Ela também mencionou o livro “Marcos do colonizador: o ‘Castelinho’ e a Casa”, no qual registra a trajetória da primeira escola de Erechim, construída pelo professor Carlos Mantovani e atualmente em ruínas.

“Sonhei em conservar aquela casa, especialmente os lambrequins originais, pois neles estava a marca do trabalho humano”, relatou.

Neusa e sua família moraram por mais de 15 anos na edificação que abrigou a primeira escola do município. Durante esse período, empenharam-se na sua manutenção, realizando consertos, pinturas e zelando pela estrutura para preservar seu valor histórico.

No encontro, ela enfatizou a relevância das primeiras instituições de ensino de Erechim, em especial a escola erguida por Mantovani, considerada um dos marcos fundadores da educação local.

“A primeira escola de Erechim foi um espaço fundamental para a formação cultural e social da cidade. Hoje, infelizmente, encontra-se em ruínas, e isso mostra como ainda precisamos avançar no cuidado com nosso patrimônio”, observou.

Para ela, conservar o patrimônio também significa reconhecer o valor de objetos simples que guardam lembranças do dia a dia: “É preciso transmitir às novas gerações, em casa e na escola, para que a memória coletiva permaneça viva”, destacou.

Arquivo Histórico e o olhar de Enori Chiaparini

Reconhecido pela criação e organização do Arquivo Histórico Municipal Joarez Miguel Illa Font, que coordenou por mais de 20 anos, o pesquisador Enori Chiaparini compartilhou recordações do processo de salvaguarda de documentos da cidade.
“Nosso objetivo era resgatar 60 anos de documentação que estava prestes a ser descartada. Lembro-me de quando cheguei e vi parte desse material já em cima de um caminhão de lixo – relatórios de prefeitos, correspondências expedidas e recebidas. Com esforço, conseguimos preservar e hoje esse acervo é tratado com zelo”, contou.

O conjunto documental, que hoje reúne jornais, atas, fotografias e registros oficiais, tornou-se fonte de referência para estudiosos e cidadãos interessados em compreender as origens do município.

Durante sua fala, Chiaparini apresentou fotografias de prédios, residências e monumentos antigos de Erechim, muitos deles em estilos arquitetônicos como o Art Déco, marcante nas primeiras décadas do século XX. A cada imagem, narrava a história dos espaços e sua relação com a vida comunitária.

Entre as construções lembradas estavam a antiga Catedral São José, demolida para dar lugar à atual, e a primeira escola da cidade, hoje deteriorada. Para o pesquisador, esses exemplos evidenciam como a ausência de políticas consistentes de preservação compromete a memória coletiva.

“Na época, conseguimos salvar documentos que já estavam destinados ao lixo. Mas muitos dos nossos prédios não tiveram a mesma sorte. A antiga Catedral São José, por exemplo, foi destruída, e a primeira escola está abandonada. Isso representa perdas irreparáveis para a identidade da cidade”, lamentou.

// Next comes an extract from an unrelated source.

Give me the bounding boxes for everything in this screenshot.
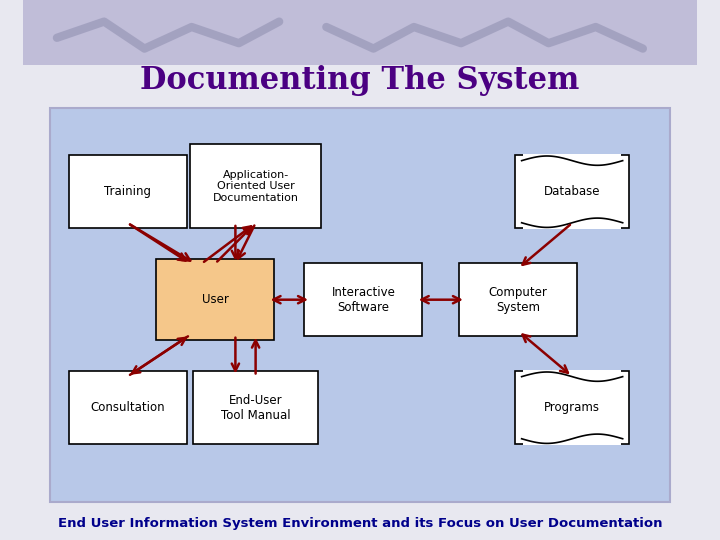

Em tom de reflexão, Enori definiu o encontro como um ato de cidadania e resistência cultural: “Esta foi uma tarde de reflexão cívica, de ânsia de exercer a cidadania. Precisamos ter força para enfrentar o fantasma do esquecimento e continuar dando passos melhores na preservação da nossa memória, com fogo na alma e sangue no coração.”

Palavra, história e identidade

Ao final da roda de conversa, foram feitos agradecimentos a todos os presentes pelo apoio à iniciativa e ao debate sobre a memória da cidade. Na sequência, Mariaelise ressaltou a importância de valorizar as memórias coletivas: “Quando uma palavra deixa de ser dita, ela morre. Quando uma história deixa de ser contada e é esquecida, ela também morre. Perder o nosso patrimônio cultural significa perder parte da nossa memória e da nossa identidade”, afirmou.